Modifié

Le système carcéral en Turquie est au bord de la rupture

Manifestation devant la prison de Metris, à Istanbul.
Manifestation devant la prison de Metris, à Istanbul.
L'afflux de milliers de détenus accusés de sédition depuis le putsch manqué du 15 juillet pousse le système carcéral et judiciaire turc au bord de la rupture. Le gouvernement, lui, nie tout problème.

La surpopulation dans les prisons a atteint de nouveaux records. Les tribunaux sont débordés, sans compter que 3000 procureurs et magistrats figurent parmi les suspects interpellés. La population pénitentiaire en Turquie a triplé depuis l'arrivée au pouvoir du Parti de la justice et du développement (AKP) en 2002.

En mars, le pays comptait 188'000 détenus, soit 8000 de plus que la capacité existante. Depuis la tentative de coup d'Etat, 12'000 personnes ont été placées en détention provisoire en attendant d'être jugées. Des milliers d'autres sont encore en garde à vue, dont la durée a été étendue de quatre à trente jours par décret présidentiel.

"Pour faire de la place, ils les empilent les uns sur les autres", déclare Mustafa Eren, président du CISST (Société civile pour le système pénal), un groupe de défense des droits. A la prison de Tekirdag, dans le nord-ouest du pays, six détenus s'entassent dans des cellules prévues pour trois. Dans la prison de Silivri, à l'ouest d'Istanbul, des détenus dorment dans le gymnase, détaille-t-il.

Pas de problème

Pour le gouvernement, il n'y a pas de problème dans les prisons. "Il n'y a pas de pénurie. Nous n'arrêtons pas d'investir dans notre système carcéral", explique un responsable.

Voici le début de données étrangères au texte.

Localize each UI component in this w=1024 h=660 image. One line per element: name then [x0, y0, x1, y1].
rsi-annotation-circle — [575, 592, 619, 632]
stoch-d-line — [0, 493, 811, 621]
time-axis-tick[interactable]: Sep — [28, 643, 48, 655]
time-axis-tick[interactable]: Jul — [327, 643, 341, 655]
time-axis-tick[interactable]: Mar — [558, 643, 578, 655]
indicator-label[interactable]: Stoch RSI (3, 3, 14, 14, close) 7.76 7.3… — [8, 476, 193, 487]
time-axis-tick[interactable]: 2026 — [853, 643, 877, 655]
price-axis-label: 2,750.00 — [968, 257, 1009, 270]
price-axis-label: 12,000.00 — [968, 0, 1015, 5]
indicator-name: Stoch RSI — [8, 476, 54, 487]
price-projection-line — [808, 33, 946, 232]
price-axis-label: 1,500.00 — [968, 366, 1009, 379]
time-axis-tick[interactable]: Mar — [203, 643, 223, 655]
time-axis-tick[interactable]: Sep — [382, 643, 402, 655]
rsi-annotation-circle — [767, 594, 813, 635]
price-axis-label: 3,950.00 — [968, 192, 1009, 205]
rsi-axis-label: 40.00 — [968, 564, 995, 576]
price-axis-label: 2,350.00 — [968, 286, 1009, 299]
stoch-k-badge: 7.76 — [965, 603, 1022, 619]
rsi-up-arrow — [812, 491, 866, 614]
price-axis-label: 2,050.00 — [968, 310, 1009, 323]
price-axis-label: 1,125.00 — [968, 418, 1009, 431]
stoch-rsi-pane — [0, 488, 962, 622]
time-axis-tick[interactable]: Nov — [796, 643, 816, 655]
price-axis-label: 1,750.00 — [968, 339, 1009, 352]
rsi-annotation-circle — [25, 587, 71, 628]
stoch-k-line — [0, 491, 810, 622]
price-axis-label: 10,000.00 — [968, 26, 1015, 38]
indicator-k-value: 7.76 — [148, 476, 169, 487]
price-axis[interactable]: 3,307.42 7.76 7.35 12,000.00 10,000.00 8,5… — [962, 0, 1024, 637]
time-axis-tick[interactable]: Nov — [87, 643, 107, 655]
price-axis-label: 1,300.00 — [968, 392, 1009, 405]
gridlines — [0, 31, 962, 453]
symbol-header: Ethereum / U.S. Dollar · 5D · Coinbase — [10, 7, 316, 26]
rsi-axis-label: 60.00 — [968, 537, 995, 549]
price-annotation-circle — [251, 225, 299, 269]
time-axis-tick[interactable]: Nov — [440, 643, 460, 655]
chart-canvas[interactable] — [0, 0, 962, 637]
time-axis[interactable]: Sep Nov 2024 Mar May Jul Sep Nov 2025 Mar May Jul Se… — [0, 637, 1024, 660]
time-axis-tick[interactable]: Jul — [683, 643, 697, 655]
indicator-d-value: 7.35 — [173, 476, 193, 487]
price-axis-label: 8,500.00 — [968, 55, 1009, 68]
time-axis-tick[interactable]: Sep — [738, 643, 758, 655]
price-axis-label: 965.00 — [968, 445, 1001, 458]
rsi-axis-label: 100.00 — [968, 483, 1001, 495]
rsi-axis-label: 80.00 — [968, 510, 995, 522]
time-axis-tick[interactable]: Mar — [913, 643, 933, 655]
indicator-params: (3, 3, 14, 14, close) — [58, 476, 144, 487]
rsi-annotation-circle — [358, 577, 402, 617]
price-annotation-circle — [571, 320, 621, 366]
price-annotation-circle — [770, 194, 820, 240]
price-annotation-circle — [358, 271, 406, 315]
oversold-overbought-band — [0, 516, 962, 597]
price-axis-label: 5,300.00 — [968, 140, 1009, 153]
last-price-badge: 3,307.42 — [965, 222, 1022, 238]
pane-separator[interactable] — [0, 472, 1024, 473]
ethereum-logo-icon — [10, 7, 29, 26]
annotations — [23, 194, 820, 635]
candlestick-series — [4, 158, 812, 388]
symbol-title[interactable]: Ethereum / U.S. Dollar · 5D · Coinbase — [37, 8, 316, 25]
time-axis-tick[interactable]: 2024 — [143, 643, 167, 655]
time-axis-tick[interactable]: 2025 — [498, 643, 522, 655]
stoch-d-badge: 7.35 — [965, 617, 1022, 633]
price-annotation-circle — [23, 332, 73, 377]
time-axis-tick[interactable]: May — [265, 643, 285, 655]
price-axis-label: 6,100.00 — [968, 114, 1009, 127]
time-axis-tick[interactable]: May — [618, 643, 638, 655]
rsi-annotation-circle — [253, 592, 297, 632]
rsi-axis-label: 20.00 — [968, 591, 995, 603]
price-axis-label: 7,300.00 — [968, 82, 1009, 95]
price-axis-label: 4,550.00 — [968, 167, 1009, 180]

D'après le numéro deux du principal parti d'opposition (CHP, Parti républicain du peuple) Veli Agbaba, pourtant, "les prisons avaient déjà dépassé leur capacité avant le 15 juillet".

"Des détenus dorment dans les couloirs ou les toilettes", accuse cet opposant. Veli Agbaba a effectué des centaines de visites dans les prisons au cours des cinq dernières années en tant que responsable d'une commission d'enquête du CHP sur la condition des détenus.

Se relayer pour dormir

La surpopulation est telle que des prisonniers sont obligés de se relayer pour dormir. Dans certaines cellules, des nouveaux lits ont été apportés, mais il n'y a plus d'espace pour marcher.

Aux yeux des mouvements de défense des droits de l'homme, la surpopulation carcérale constitue une nouvelle forme de torture pour des détenus. Et certains d'entre eux ont déjà subi des mauvais traitements, comme l'ont montré des photos de prisonniers couverts d'hématomes ou portant des bandages.

"Les images montrent clairement que ces soldats ont été battus pendant leur garde à vue. C'est de la torture. Ce n'est même pas la peine d'aller enquêter. C'est un esprit de vengeance auquel il faut mettre un terme", déclare Ozturk Turkdogan, directeur de l'Association turque des droits de l'homme.

>> Lire aussi : Des détenus seraient torturés en Turquie après le coup d'Etat manqué

Le ministre de la Justice Bekir Bozdag a répondu cette semaine dans une interview à la télévision que la torture n'existait pas dans les prisons turques.

Pénurie d'avocats

Les suspects ont du mal à trouver des avocats pour les défendre. D'une part, parce que les membres du barreau redoutent d'être associés aux putschistes. D'autre part, parce qu'ils sont personnellement révoltés contre la tentative de coup d'Etat, qui a fait au moins 246 morts.

Lors d'une récente visite en prison, un avocat s'en est pris ainsi à son client, un ancien commandant de l'armée de l'air, qu'il a tenté d'agresser. Il a ensuite été maîtrisé par les gardiens, a déclaré l'autorité pénitentiaire dans un communiqué.